05 Januari 2008

Demokrasi Indonesia Setelah 10 Tahun

Oleh Audy WMR Wuisang

Pengamat Masalah Sosial Politik

Pengantar

Menjelang akhir 2007, Prof. Alfred Stefan mengeluarkan pujian atas capaian demokrasi di Indonesia. Khususnya mengenai Security Sector Reform atau Reformasi Sektor Keamanan dan menegaskan bahwa, kemungkinan TNI melakukan kudeta di Indonesia sangatlah kecil. Bahkan kemajuan demokratisasi di Indonesia termasuk yang terbaik yang dianalisisnya selama ini (http://klikkliping.blogspot.com/2007/10/reformasi-militer.html). Prof. Stefan adalah salah satu pentolan dalam study demokratisasi dan telah melakukan telaah mendalam, bukan hanya di Indonesia, tetapi bahkan di Amerika Latin, Eropa Timur dan bahkan Asia. Bersama Juan Linz, Guilermo O’Donnel, Schmitter dan banyak sarjana politik lainnya, mereka melakukan research panjang dan bermutu. Mereka melahirkan banyak teori dan buku yang sekarang menumpuk di banyak perpustakaan dunia. Maka, pujian dan kajian Prof. Stefan, seharusnya dan sesungguhnya bukan ucapan “basa-basi” dan pastinya memiliki latar pemikiran yang cukup sahih secara akademis. John Bradford, seorang sarjana politik lainnya, memberi apresiasi yang sama atas capaian Indonesia dalam proses demokratisasi (John Bradford, 2005)

Tetapi, seorang William Liddle (Liddle, 2003), justru menyebutkan bahwa: capaian demokratisasi, termasuk di bidang security sama dengan “jalan di tempat”. Dan seragam dengan Liddle, belakangan yang lebih baru muncul dari PBHI (Perhimpunan Bantuan Hukum Indonesia) dalam release 11 Juli 2007 menyebutkan reformasi militer dalam dmeokratisasi “gagal”. Demikian juga release IMPARSIAL 3 Oktober 2007 serta Human Right Watch, rata rata memberi angka dan raport “buruk”. Meski pada dasarnya memberi aksentuasi atau penekanan atas reformasi militer, tetapi gugatan atas kemajuan signifikan dmeokratisasi menjadi landasan kritik mereka. Terutama, karena kebijakan dan perundangan yang menegaskan perubahan dan reformasi sector keamanan berada dalam pergulatan antara Parlemen dan Pemerintah dan belum menemuka titik terang.

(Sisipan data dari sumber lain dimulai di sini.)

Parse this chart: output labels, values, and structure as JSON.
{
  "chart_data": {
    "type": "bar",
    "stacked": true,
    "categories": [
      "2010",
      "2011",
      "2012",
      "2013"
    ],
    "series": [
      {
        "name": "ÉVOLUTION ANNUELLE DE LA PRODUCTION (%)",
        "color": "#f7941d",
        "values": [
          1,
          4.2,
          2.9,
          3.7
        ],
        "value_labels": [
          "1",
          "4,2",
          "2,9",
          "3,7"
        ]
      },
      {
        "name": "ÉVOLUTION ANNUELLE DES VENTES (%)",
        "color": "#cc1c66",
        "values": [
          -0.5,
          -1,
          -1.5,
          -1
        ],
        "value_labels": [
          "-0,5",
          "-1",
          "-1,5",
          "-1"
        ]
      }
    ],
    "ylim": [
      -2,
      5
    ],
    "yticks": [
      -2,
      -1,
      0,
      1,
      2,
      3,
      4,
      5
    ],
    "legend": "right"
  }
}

Demokratisasi di Indonesia dengan demikian berada pada titik manakah gerangan? Apakah benar bahwa Demokratisasi di Indonesia “jalan di tempat” sekarang ini? Apakah benar, perubahan substansial dan signifikan telah dicapai? Dan setelah 10 tahun demokratisasi di Indonesia, apakah yang telah dicapai? Cukupkah capaian itu dan bagaimana prospek Indonesia kedepan? Pertanyaan pertanyaan di atas membutuhkan kajian mendalam guna memperoleh jawabannya. Tetapi, betapapun perlu dipertegas dan dinalisis, bagaimana sampai perbedaan perspektif menghasilkan kesimpulan yang berbeda. Artikel ini ingin melihat perbedaan tersebut dalam kilasan dinamika politik di Indonesia sepanjang tahun 2007 dan menghasilkan gambaran lain, yang mencoba realistis dengan konteks dan capaian.

Berawal dari 1998

Keliru bila menyebutkan demokrasi di Indonesia baru dimulai tahun 1998. Karena betapapun, Indonesia pernah menerapkan demokrasi parlementer pada awal kemerdekaan, meskipun hasilnya amburadul. Tetapi, Pemilihan Umum 1955, adalah Pemilu Demokratis dalam sejarah Indonesia yang baru diulangi lagi 44 tahun kemudian dalam Pemilu 1999. Tetapi, demokratisasi yang diawali pada tahun 1998, tepatnya Mei 1998, sangatlah monumental, karena diawali dari tekanan massa (Denny JA, 2000), khususnya massa mahasiswa. Dan lebih bermakna, karena tekanan massa tersebut berhasil menumbangkan regime “untouchable” (Tak tersentuh) Orde Baru dengan figure utamanya Jend (Purn) Soeharto.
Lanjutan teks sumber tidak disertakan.